Dilarang Pake Sendal

Sudah jamak rasanya kalau ada pengumuman di sebuah kampus “Dilarang menggunakan sendal dan kaos oblong di area kampus”. Ada juga yang sedikit memberi nuansa humor dengan menuliskan “Mahasiswi dilarang memakai baju adiknya”. (rofl)

Suatu ketika, saya mengajak anak saya yang saat itu masih duduk di TK Besar menjemput mamanya di kampus. Sambil menunggu istri saya keluar, saya dan anak saya ngobrol di dalam mobil. Banyak pohon besar di areal parkir kampus itu, jadi hawanya cukup sejuk sehingga duduk di mobilpun tidak terasa gerah.

Karena saat itu anak saya sudah mulai lancar membaca, maka dengan bersemangat setiap benda yang ada tulisannya dia baca.

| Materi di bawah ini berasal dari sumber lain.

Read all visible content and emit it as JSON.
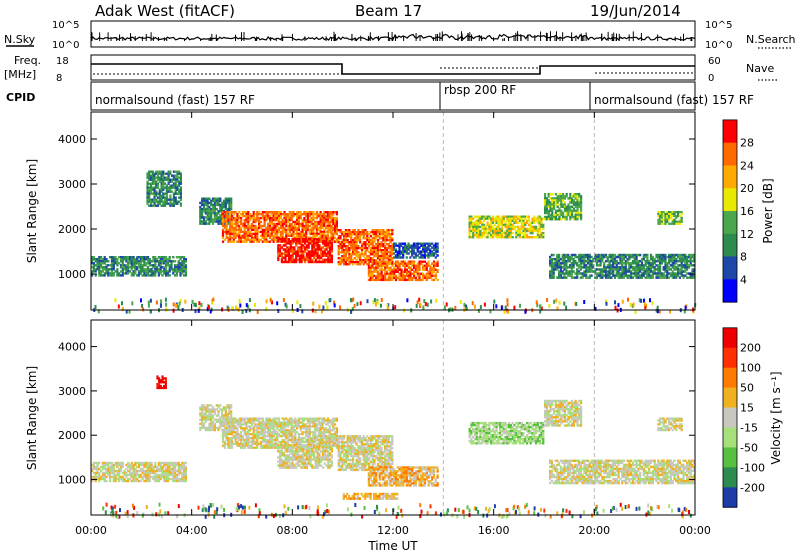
{
  "header": {
    "station": "Adak West (fitACF)",
    "beam": "Beam 17",
    "date": "19/Jun/2014"
  },
  "left_labels": {
    "nsky": "N.Sky",
    "freq_top": "Freq.",
    "freq_unit": "[MHz]",
    "cpid": "CPID"
  },
  "right_labels": {
    "nsearch": "N.Search",
    "nave": "Nave"
  },
  "small_scales": {
    "nsky_top": "10^5",
    "nsky_bottom": "10^0",
    "nsearch_top": "10^5",
    "nsearch_bottom": "10^0",
    "freq_ticks": [
      "18",
      "8"
    ],
    "nave_ticks": [
      "60",
      "0"
    ]
  },
  "cpid_segments": [
    {
      "label": "normalsound (fast) 157 RF",
      "start_hour": 0,
      "end_hour": 14
    },
    {
      "label": "rbsp 200 RF",
      "start_hour": 14,
      "end_hour": 20
    },
    {
      "label": "normalsound (fast) 157 RF",
      "start_hour": 20,
      "end_hour": 24
    }
  ],
  "chart_data": [
    {
      "type": "heatmap",
      "quantity": "Power",
      "colorbar_label": "Power [dB]",
      "colorbar_ticks": [
        "28",
        "24",
        "20",
        "16",
        "12",
        "8",
        "4"
      ],
      "colors": [
        "#0000ff",
        "#1e48a8",
        "#2c8c50",
        "#4ca74c",
        "#e8e800",
        "#ffaa00",
        "#ff6a00",
        "#ff0000"
      ],
      "ylabel": "Slant Range [km]",
      "y_ticks": [
        "1000",
        "2000",
        "3000",
        "4000"
      ],
      "ylim": [
        200,
        4600
      ],
      "xlim": [
        0,
        24
      ],
      "regions": [
        {
          "t0": 0,
          "t1": 3.8,
          "r0": 950,
          "r1": 1400,
          "level": 2
        },
        {
          "t0": 2.2,
          "t1": 3.6,
          "r0": 2500,
          "r1": 3300,
          "level": 2
        },
        {
          "t0": 4.3,
          "t1": 5.6,
          "r0": 2100,
          "r1": 2700,
          "level": 2
        },
        {
          "t0": 5.2,
          "t1": 9.8,
          "r0": 1700,
          "r1": 2400,
          "level": 6
        },
        {
          "t0": 7.4,
          "t1": 9.6,
          "r0": 1250,
          "r1": 1800,
          "level": 7
        },
        {
          "t0": 9.8,
          "t1": 12.0,
          "r0": 1200,
          "r1": 2000,
          "level": 6
        },
        {
          "t0": 11.0,
          "t1": 13.8,
          "r0": 850,
          "r1": 1300,
          "level": 6
        },
        {
          "t0": 12.0,
          "t1": 13.8,
          "r0": 1350,
          "r1": 1700,
          "level": 1
        },
        {
          "t0": 15.0,
          "t1": 18.0,
          "r0": 1800,
          "r1": 2300,
          "level": 4
        },
        {
          "t0": 18.0,
          "t1": 19.5,
          "r0": 2200,
          "r1": 2800,
          "level": 3
        },
        {
          "t0": 18.2,
          "t1": 24.0,
          "r0": 900,
          "r1": 1450,
          "level": 2
        },
        {
          "t0": 22.5,
          "t1": 23.5,
          "r0": 2100,
          "r1": 2400,
          "level": 3
        }
      ]
    },
    {
      "type": "heatmap",
      "quantity": "Velocity",
      "colorbar_label": "Velocity [m s⁻¹]",
      "colorbar_ticks": [
        "200",
        "100",
        "50",
        "15",
        "-15",
        "-50",
        "-100",
        "-200"
      ],
      "colors": [
        "#1e3ca8",
        "#2c8c50",
        "#58c040",
        "#a6e07a",
        "#c8c8c0",
        "#f0b020",
        "#ff7a00",
        "#ff3000",
        "#ee0000"
      ],
      "ylabel": "Slant Range [km]",
      "y_ticks": [
        "1000",
        "2000",
        "3000",
        "4000"
      ],
      "ylim": [
        200,
        4600
      ],
      "xlim": [
        0,
        24
      ],
      "regions": [
        {
          "t0": 0,
          "t1": 3.8,
          "r0": 950,
          "r1": 1400,
          "level": 4
        },
        {
          "t0": 2.6,
          "t1": 3.0,
          "r0": 3050,
          "r1": 3350,
          "level": 8
        },
        {
          "t0": 4.3,
          "t1": 5.6,
          "r0": 2100,
          "r1": 2700,
          "level": 4
        },
        {
          "t0": 5.2,
          "t1": 9.8,
          "r0": 1700,
          "r1": 2400,
          "level": 4
        },
        {
          "t0": 7.4,
          "t1": 9.6,
          "r0": 1250,
          "r1": 1800,
          "level": 4
        },
        {
          "t0": 9.8,
          "t1": 12.0,
          "r0": 1200,
          "r1": 2000,
          "level": 4
        },
        {
          "t0": 11.0,
          "t1": 13.8,
          "r0": 850,
          "r1": 1300,
          "level": 5
        },
        {
          "t0": 10.0,
          "t1": 12.2,
          "r0": 550,
          "r1": 700,
          "level": 5
        },
        {
          "t0": 15.0,
          "t1": 18.0,
          "r0": 1800,
          "r1": 2300,
          "level": 3
        },
        {
          "t0": 18.0,
          "t1": 19.5,
          "r0": 2200,
          "r1": 2800,
          "level": 4
        },
        {
          "t0": 18.2,
          "t1": 24.0,
          "r0": 900,
          "r1": 1450,
          "level": 4
        },
        {
          "t0": 22.5,
          "t1": 23.5,
          "r0": 2100,
          "r1": 2400,
          "level": 4
        }
      ]
    }
  ],
  "x_axis": {
    "label": "Time UT",
    "ticks": [
      "00:00",
      "04:00",
      "08:00",
      "12:00",
      "16:00",
      "20:00",
      "00:00"
    ]
  }
}
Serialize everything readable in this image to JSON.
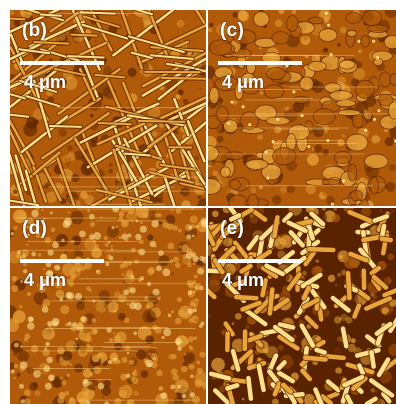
{
  "panels": [
    {
      "label": "(b)",
      "scale": "4 μm",
      "texture": "long crossed rod-like crystals"
    },
    {
      "label": "(c)",
      "scale": "4 μm",
      "texture": "granular terraced surface"
    },
    {
      "label": "(d)",
      "scale": "4 μm",
      "texture": "fine granular surface with scan streaks"
    },
    {
      "label": "(e)",
      "scale": "4 μm",
      "texture": "short randomly oriented rods"
    }
  ],
  "colors": {
    "dark": "#5a2300",
    "mid": "#b05a0a",
    "light": "#e9a53a",
    "highlight": "#ffe08a"
  }
}
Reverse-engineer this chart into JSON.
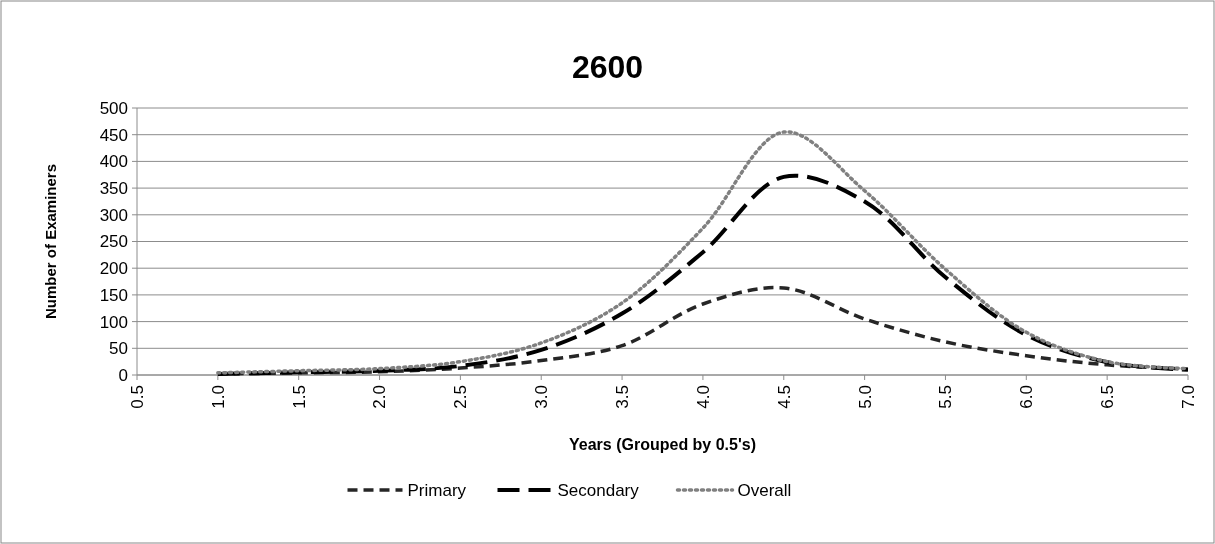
{
  "chart_data": {
    "type": "line",
    "title": "2600",
    "xlabel": "Years (Grouped by 0.5's)",
    "ylabel": "Number of Examiners",
    "x": [
      1.0,
      1.5,
      2.0,
      2.5,
      3.0,
      3.5,
      4.0,
      4.5,
      5.0,
      5.5,
      6.0,
      6.5,
      7.0
    ],
    "series": [
      {
        "name": "Primary",
        "color": "#262626",
        "line_style": "dashed",
        "values": [
          2,
          4,
          6,
          13,
          27,
          55,
          133,
          163,
          105,
          62,
          36,
          19,
          11
        ]
      },
      {
        "name": "Secondary",
        "color": "#000000",
        "line_style": "dashed",
        "values": [
          2,
          5,
          8,
          17,
          47,
          115,
          230,
          371,
          325,
          183,
          75,
          24,
          10
        ]
      },
      {
        "name": "Overall",
        "color": "#808080",
        "line_style": "dotted",
        "values": [
          4,
          8,
          12,
          25,
          60,
          135,
          275,
          455,
          345,
          198,
          80,
          25,
          12
        ]
      }
    ],
    "xlim": [
      0.5,
      7.0
    ],
    "xticks": [
      {
        "value": 0.5,
        "label": "0.5"
      },
      {
        "value": 1,
        "label": "1.0"
      },
      {
        "value": 1.5,
        "label": "1.5"
      },
      {
        "value": 2,
        "label": "2.0"
      },
      {
        "value": 2.5,
        "label": "2.5"
      },
      {
        "value": 3,
        "label": "3.0"
      },
      {
        "value": 3.5,
        "label": "3.5"
      },
      {
        "value": 4,
        "label": "4.0"
      },
      {
        "value": 4.5,
        "label": "4.5"
      },
      {
        "value": 5,
        "label": "5.0"
      },
      {
        "value": 5.5,
        "label": "5.5"
      },
      {
        "value": 6,
        "label": "6.0"
      },
      {
        "value": 6.5,
        "label": "6.5"
      },
      {
        "value": 7,
        "label": "7.0"
      }
    ],
    "ylim": [
      0,
      500
    ],
    "yticks": [
      0,
      50,
      100,
      150,
      200,
      250,
      300,
      350,
      400,
      450,
      500
    ],
    "grid": "y",
    "legend": "bottom",
    "marker": "none"
  }
}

Termasuk pengumuman dilarang menggunakan sendal itu tadi.

Karena bosan, akhirnya anak saya mengajak untuk masuk. Tapi sebelum masuk dia bilang, “Pa, sendalnya aku copot dulu ya”. Saya agak keheranan, “Kenapa?”

Lalu dia jawab, “aku khan pake sendal, tuh lihat dilarang pake sendal”. Seketika itu juga meledaklah tawa saya. (lmao)

Belum lama ini saya juga dihadapkan pada sebuah dilema. Seorang saudara meminta bantuan saya untuk memasukkan berkas ke kampusnya dulu untuk dilegalisir. Berkas-berkas itu akan digunakan sebagai syarat pendaftaran kuliah S2. Nah, mesti pake sepatu gak nih? Aneh juga rasanya pake sepatu, wong cuma menyerahkan berkas. Tapi ini di area kampus. (doh)

Akhirnya saya memutuskan memakai sepatu. Konyol juga kalau harus ditolak hanya gara-gara pakai sendal.

Saya jadi berpikir, memang dari sisi etika baik menggunakan sepatu dan kemeja untuk hal-hal yang sifatnya resmi. Namun kadang-kadang hal tersebut kebablasan dan kita terlalu mengagung-agungkan penampilan saja. Tentu tidak menjamin bukan kalau kemeja rapi dan sepatu mengkilat, isi otaknya juga sekemilau itu?

Dan parahnya, hampir semua segi/bidang/instansi di negeri ini relatif mengagungkan tampilan luar ketimbang isinya. Kalo ada lowongan pekerjaan, belum-belum sudah disaring indeks prestasinya, misalnya 3.00 atau 2.75. Apakah menjamin seseorang dengan indeks prestasi setinggi itu pasti mumpuni juga skillnya?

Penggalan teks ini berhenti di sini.